— Tais-toi, lui répondit brusquement Assanoff, tu ne sais ce dont tu parles ! Il est des choses que tu ne peux pas connaître ! Certes, je suis un lâche, je suis un misérable, et le dernier des hommes est cet infâme coquin de Djemiloff, qui vient de danser avec moi, il n’est pas moins avili, quoiqu’il ait dansé comme un homme ! Mais, vois-tu, il y a pourtant des moments encore où, si bas qu’on ait le cœur, on le sent qui se relève, et le jour n’est pas venu où un tatare verra danser les filles de son pays sans que des larmes de sang se forment sous sa paupière !

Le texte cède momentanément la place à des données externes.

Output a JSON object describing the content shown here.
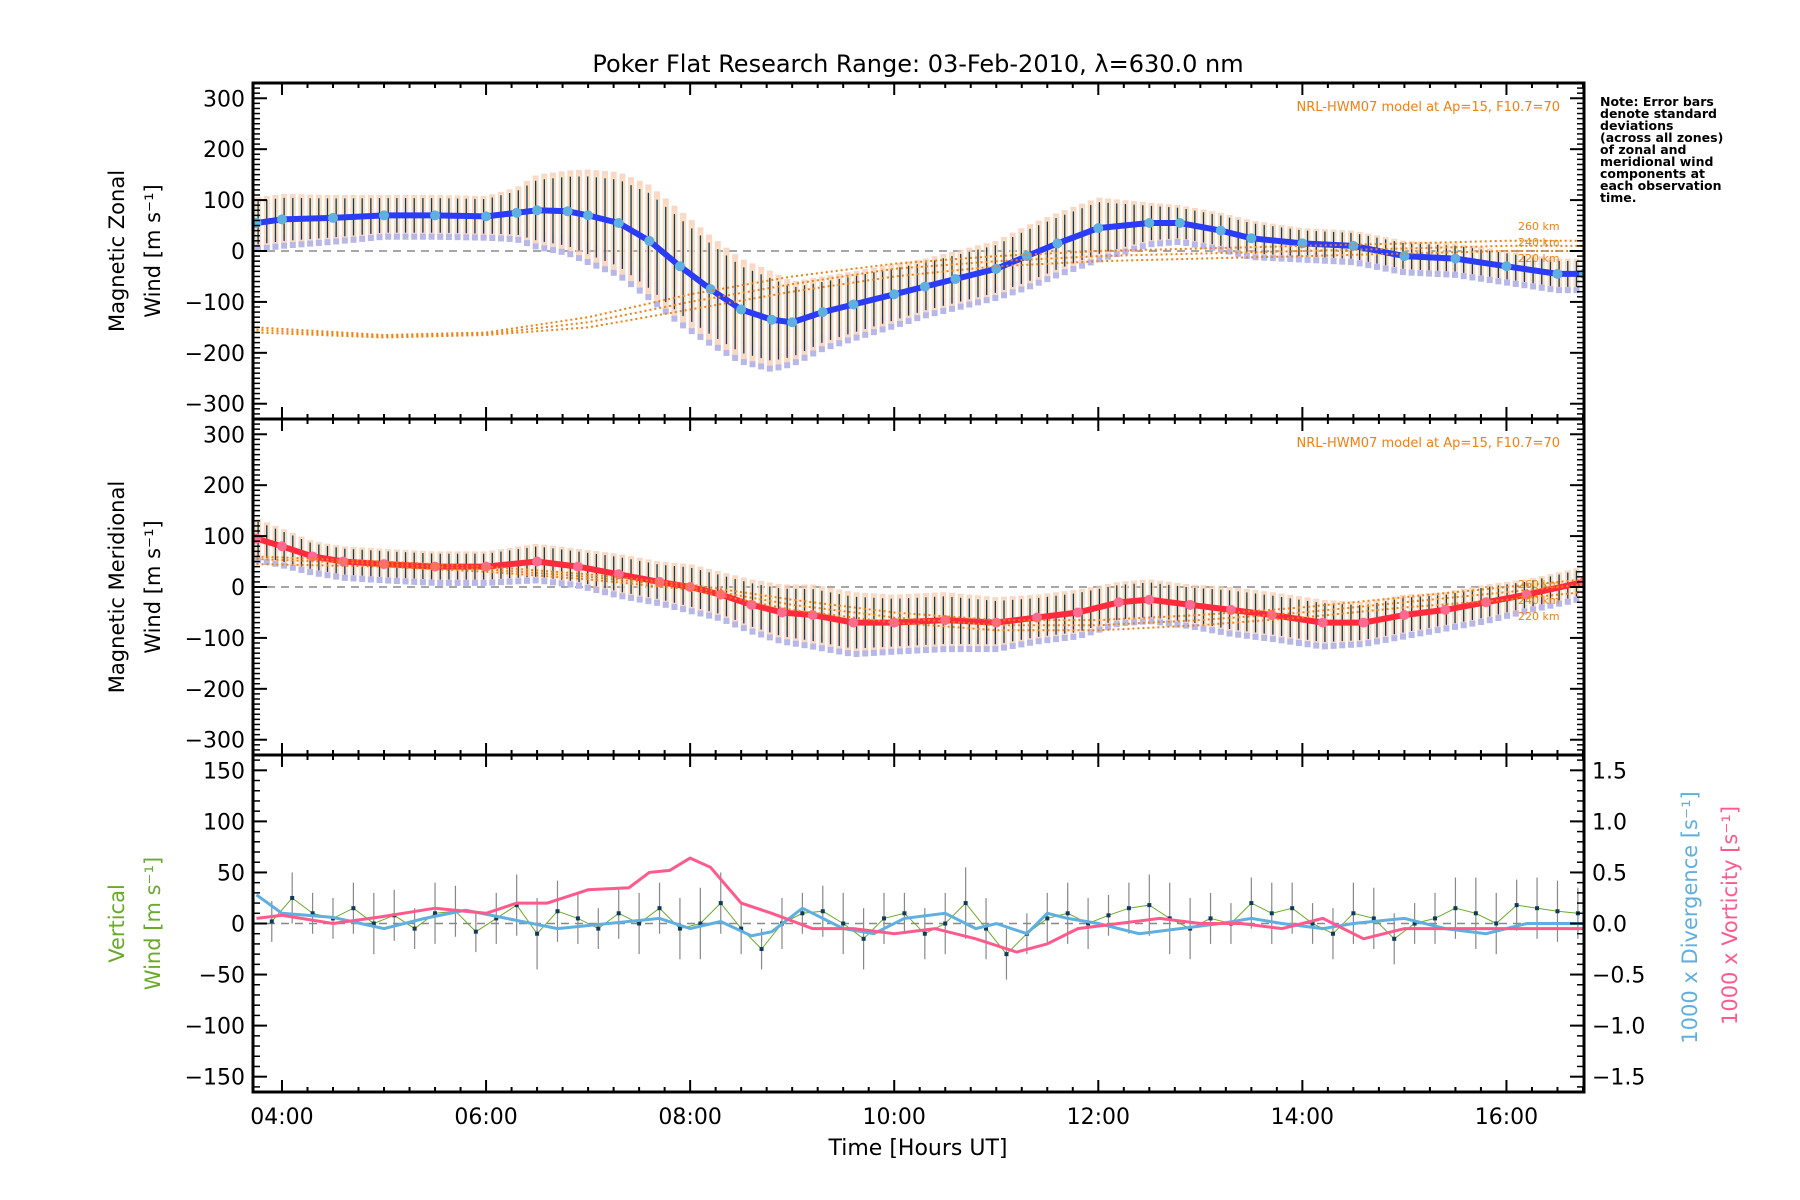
{
  "chart_data": [
    {
      "type": "line",
      "title": "Poker Flat Research Range: 03-Feb-2010, λ=630.0 nm",
      "ylabel_line1": "Magnetic Zonal",
      "ylabel_line2": "Wind [m s⁻¹]",
      "ylim": [
        -330,
        330
      ],
      "yticks": [
        300,
        200,
        100,
        0,
        -100,
        -200,
        -300
      ],
      "annotation": "NRL-HWM07 model at Ap=15, F10.7=70",
      "model_altitude_labels": [
        "260 km",
        "240 km",
        "220 km"
      ],
      "series": [
        {
          "name": "Zonal wind (mean)",
          "color": "#2a3cf5",
          "x": [
            3.75,
            4.0,
            4.5,
            5.0,
            5.5,
            6.0,
            6.3,
            6.5,
            6.8,
            7.0,
            7.3,
            7.6,
            7.9,
            8.2,
            8.5,
            8.8,
            9.0,
            9.3,
            9.6,
            10.0,
            10.3,
            10.6,
            11.0,
            11.3,
            11.6,
            12.0,
            12.5,
            12.8,
            13.2,
            13.5,
            14.0,
            14.5,
            15.0,
            15.5,
            16.0,
            16.5,
            16.76
          ],
          "y": [
            55,
            62,
            65,
            70,
            70,
            68,
            75,
            80,
            78,
            70,
            55,
            20,
            -30,
            -75,
            -115,
            -135,
            -140,
            -120,
            -105,
            -85,
            -70,
            -55,
            -35,
            -10,
            15,
            45,
            55,
            55,
            40,
            25,
            15,
            10,
            -10,
            -15,
            -30,
            -45,
            -45
          ],
          "error": [
            50,
            50,
            45,
            40,
            40,
            40,
            50,
            70,
            80,
            90,
            100,
            110,
            110,
            105,
            100,
            95,
            80,
            70,
            65,
            60,
            55,
            55,
            55,
            60,
            60,
            60,
            40,
            35,
            35,
            35,
            30,
            30,
            30,
            30,
            30,
            30,
            30
          ]
        },
        {
          "name": "NRL-HWM07 260 km",
          "color": "#f08010",
          "style": "dotted",
          "x": [
            3.75,
            5.0,
            6.0,
            7.0,
            8.0,
            9.0,
            10.0,
            11.0,
            12.0,
            13.0,
            14.0,
            15.0,
            16.0,
            16.76
          ],
          "y": [
            -150,
            -165,
            -160,
            -130,
            -85,
            -50,
            -25,
            -10,
            0,
            5,
            10,
            15,
            20,
            20
          ]
        },
        {
          "name": "NRL-HWM07 240 km",
          "color": "#f08010",
          "style": "dotted",
          "x": [
            3.75,
            5.0,
            6.0,
            7.0,
            8.0,
            9.0,
            10.0,
            11.0,
            12.0,
            13.0,
            14.0,
            15.0,
            16.0,
            16.76
          ],
          "y": [
            -155,
            -168,
            -163,
            -140,
            -100,
            -65,
            -35,
            -20,
            -10,
            -5,
            0,
            5,
            10,
            10
          ]
        },
        {
          "name": "NRL-HWM07 220 km",
          "color": "#f08010",
          "style": "dotted",
          "x": [
            3.75,
            5.0,
            6.0,
            7.0,
            8.0,
            9.0,
            10.0,
            11.0,
            12.0,
            13.0,
            14.0,
            15.0,
            16.0,
            16.76
          ],
          "y": [
            -160,
            -170,
            -165,
            -150,
            -115,
            -80,
            -50,
            -30,
            -20,
            -15,
            -10,
            -5,
            0,
            0
          ]
        }
      ]
    },
    {
      "type": "line",
      "ylabel_line1": "Magnetic Meridional",
      "ylabel_line2": "Wind [m s⁻¹]",
      "ylim": [
        -330,
        330
      ],
      "yticks": [
        300,
        200,
        100,
        0,
        -100,
        -200,
        -300
      ],
      "annotation": "NRL-HWM07 model at Ap=15, F10.7=70",
      "model_altitude_labels": [
        "260 km",
        "240 km",
        "220 km"
      ],
      "series": [
        {
          "name": "Meridional wind (mean)",
          "color": "#ff2a3c",
          "x": [
            3.75,
            4.0,
            4.3,
            4.6,
            5.0,
            5.5,
            6.0,
            6.5,
            6.9,
            7.3,
            7.7,
            8.0,
            8.3,
            8.6,
            8.9,
            9.2,
            9.6,
            10.0,
            10.5,
            11.0,
            11.4,
            11.8,
            12.2,
            12.5,
            12.9,
            13.3,
            13.7,
            14.2,
            14.6,
            15.0,
            15.4,
            15.8,
            16.2,
            16.76
          ],
          "y": [
            95,
            80,
            60,
            50,
            45,
            40,
            40,
            50,
            40,
            25,
            10,
            0,
            -15,
            -35,
            -50,
            -55,
            -70,
            -70,
            -65,
            -70,
            -60,
            -50,
            -30,
            -25,
            -35,
            -45,
            -55,
            -70,
            -70,
            -55,
            -45,
            -30,
            -15,
            10
          ],
          "error": [
            40,
            35,
            30,
            30,
            30,
            30,
            30,
            35,
            35,
            40,
            40,
            45,
            45,
            50,
            55,
            60,
            60,
            55,
            55,
            50,
            45,
            45,
            40,
            40,
            40,
            45,
            45,
            45,
            40,
            40,
            35,
            35,
            30,
            30
          ]
        },
        {
          "name": "NRL-HWM07 260 km",
          "color": "#f08010",
          "style": "dotted",
          "x": [
            3.75,
            5.0,
            6.0,
            7.0,
            8.0,
            9.0,
            10.0,
            11.0,
            12.0,
            13.0,
            14.0,
            15.0,
            16.0,
            16.76
          ],
          "y": [
            60,
            50,
            40,
            25,
            5,
            -25,
            -50,
            -65,
            -65,
            -55,
            -40,
            -20,
            0,
            15
          ]
        },
        {
          "name": "NRL-HWM07 240 km",
          "color": "#f08010",
          "style": "dotted",
          "x": [
            3.75,
            5.0,
            6.0,
            7.0,
            8.0,
            9.0,
            10.0,
            11.0,
            12.0,
            13.0,
            14.0,
            15.0,
            16.0,
            16.76
          ],
          "y": [
            55,
            45,
            35,
            20,
            0,
            -35,
            -60,
            -75,
            -75,
            -65,
            -50,
            -30,
            -10,
            5
          ]
        },
        {
          "name": "NRL-HWM07 220 km",
          "color": "#f08010",
          "style": "dotted",
          "x": [
            3.75,
            5.0,
            6.0,
            7.0,
            8.0,
            9.0,
            10.0,
            11.0,
            12.0,
            13.0,
            14.0,
            15.0,
            16.0,
            16.76
          ],
          "y": [
            45,
            40,
            30,
            15,
            -5,
            -45,
            -70,
            -85,
            -85,
            -75,
            -60,
            -40,
            -25,
            -10
          ]
        }
      ]
    },
    {
      "type": "line",
      "ylabel_line1": "Vertical",
      "ylabel_line2": "Wind [m s⁻¹]",
      "ylim": [
        -165,
        165
      ],
      "yticks": [
        150,
        100,
        50,
        0,
        -50,
        -100,
        -150
      ],
      "y2label_divergence": "1000 x Divergence [s⁻¹]",
      "y2label_vorticity": "1000 x Vorticity [s⁻¹]",
      "y2lim": [
        -1.65,
        1.65
      ],
      "y2ticks": [
        "1.5",
        "1.0",
        "0.5",
        "0.0",
        "−0.5",
        "−1.0",
        "−1.5"
      ],
      "xlabel": "Time [Hours UT]",
      "xlim": [
        3.716,
        16.76
      ],
      "xticks": [
        4,
        6,
        8,
        10,
        12,
        14,
        16
      ],
      "xticklabels": [
        "04:00",
        "06:00",
        "08:00",
        "10:00",
        "12:00",
        "14:00",
        "16:00"
      ],
      "series": [
        {
          "name": "Vertical wind",
          "color": "#6aaa2a",
          "axis": "left",
          "x": [
            3.9,
            4.1,
            4.3,
            4.5,
            4.7,
            4.9,
            5.1,
            5.3,
            5.5,
            5.7,
            5.9,
            6.1,
            6.3,
            6.5,
            6.7,
            6.9,
            7.1,
            7.3,
            7.5,
            7.7,
            7.9,
            8.1,
            8.3,
            8.5,
            8.7,
            8.9,
            9.1,
            9.3,
            9.5,
            9.7,
            9.9,
            10.1,
            10.3,
            10.5,
            10.7,
            10.9,
            11.1,
            11.3,
            11.5,
            11.7,
            11.9,
            12.1,
            12.3,
            12.5,
            12.7,
            12.9,
            13.1,
            13.3,
            13.5,
            13.7,
            13.9,
            14.1,
            14.3,
            14.5,
            14.7,
            14.9,
            15.1,
            15.3,
            15.5,
            15.7,
            15.9,
            16.1,
            16.3,
            16.5,
            16.7
          ],
          "y": [
            2,
            25,
            10,
            5,
            15,
            0,
            8,
            -5,
            10,
            12,
            -8,
            5,
            18,
            -10,
            12,
            5,
            -5,
            10,
            0,
            15,
            -5,
            0,
            20,
            -5,
            -25,
            0,
            10,
            12,
            0,
            -15,
            5,
            10,
            -10,
            0,
            20,
            -5,
            -30,
            -10,
            5,
            10,
            0,
            8,
            15,
            18,
            5,
            -5,
            5,
            0,
            20,
            10,
            15,
            0,
            -10,
            10,
            5,
            -15,
            0,
            5,
            15,
            10,
            0,
            18,
            15,
            12,
            10
          ],
          "error": [
            20,
            25,
            20,
            20,
            25,
            30,
            25,
            20,
            30,
            25,
            20,
            25,
            30,
            35,
            30,
            25,
            20,
            25,
            30,
            25,
            30,
            35,
            30,
            25,
            20,
            25,
            20,
            25,
            30,
            30,
            25,
            20,
            25,
            30,
            35,
            30,
            25,
            20,
            25,
            30,
            25,
            20,
            25,
            30,
            35,
            30,
            25,
            20,
            25,
            30,
            25,
            20,
            25,
            30,
            30,
            25,
            20,
            25,
            30,
            35,
            30,
            25,
            30,
            30,
            25
          ]
        },
        {
          "name": "1000 x Divergence",
          "color": "#5fb0e0",
          "axis": "right",
          "x": [
            3.75,
            4.0,
            4.5,
            5.0,
            5.4,
            5.8,
            6.2,
            6.7,
            7.2,
            7.7,
            8.0,
            8.3,
            8.6,
            8.8,
            9.1,
            9.5,
            9.8,
            10.1,
            10.5,
            10.8,
            11.0,
            11.3,
            11.5,
            11.7,
            12.0,
            12.4,
            12.8,
            13.2,
            13.5,
            13.8,
            14.2,
            14.5,
            15.0,
            15.4,
            15.8,
            16.2,
            16.76
          ],
          "y": [
            0.28,
            0.1,
            0.06,
            -0.05,
            0.05,
            0.13,
            0.05,
            -0.05,
            0.0,
            0.05,
            -0.05,
            0.02,
            -0.12,
            -0.08,
            0.15,
            -0.05,
            -0.1,
            0.05,
            0.1,
            -0.05,
            0.0,
            -0.1,
            0.1,
            0.05,
            0.0,
            -0.1,
            -0.05,
            0.0,
            0.05,
            0.0,
            -0.05,
            0.0,
            0.05,
            -0.05,
            -0.1,
            0.0,
            0.0
          ]
        },
        {
          "name": "1000 x Vorticity",
          "color": "#ff5a8c",
          "axis": "right",
          "x": [
            3.75,
            4.0,
            4.5,
            5.0,
            5.5,
            6.0,
            6.3,
            6.6,
            7.0,
            7.4,
            7.6,
            7.8,
            8.0,
            8.2,
            8.5,
            8.8,
            9.2,
            9.6,
            10.0,
            10.4,
            10.8,
            11.2,
            11.5,
            11.8,
            12.2,
            12.6,
            13.0,
            13.4,
            13.8,
            14.2,
            14.6,
            15.0,
            15.5,
            16.0,
            16.76
          ],
          "y": [
            0.05,
            0.08,
            0.0,
            0.07,
            0.15,
            0.1,
            0.2,
            0.2,
            0.33,
            0.35,
            0.5,
            0.52,
            0.64,
            0.55,
            0.2,
            0.1,
            -0.05,
            -0.05,
            -0.1,
            -0.05,
            -0.15,
            -0.28,
            -0.2,
            -0.05,
            0.0,
            0.05,
            0.0,
            0.0,
            -0.05,
            0.05,
            -0.15,
            -0.05,
            -0.05,
            -0.05,
            -0.05
          ]
        }
      ]
    }
  ],
  "note": "Note: Error bars\ndenote standard\ndeviations\n(across all zones)\nof zonal and\nmeridional wind\ncomponents at\neach observation\ntime."
}
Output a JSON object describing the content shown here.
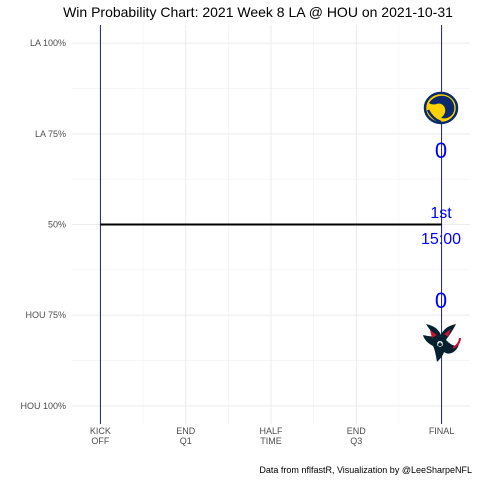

Des larmes de sang se formaient peut-être là où disait Assanoff ; mais comment le savoir ? Ce qui est certain, c’est que, de vrai, de gros pleurs roulaient sur sa joue. Il les essuyait rapidement d’une main, avant qu’on eût eu le temps de les remarquer, quand il se sentit prendre l’autre ; il se retourna et vit Omm-Djéhâne. Elle lui dit rapidement, en français :
— Cette nuit ! deux heures avant le destèh ! à ma porte ! ne frappe pas !
Elle s’écarta aussitôt ; quant à lui, cette parole d’une belle personne, d’une personne qui avait passé jusqu’alors pour insensible et parfaitement invincible, et qui était comme la gloire des danseuses de la ville, précisément parce qu’elle consentait peu à montrer ses talents, cette charmante parole le rendit subitement à la civilisation que, depuis quelques minutes, il paraissait oublier d’une façon si complète, et, passant son bras sous celui de Moreno, il entraîna l’officier espagnol à quelques pas et lui murmura dans l’oreille :
— Peste ! je suis un heureux coquin ! J’ai un rendez-vous !
— Avec qui ?
— Avec la Fleur des Pois ! Je te raconterai tout demain. Mais, attention ! Il ne faut plus que je me grise !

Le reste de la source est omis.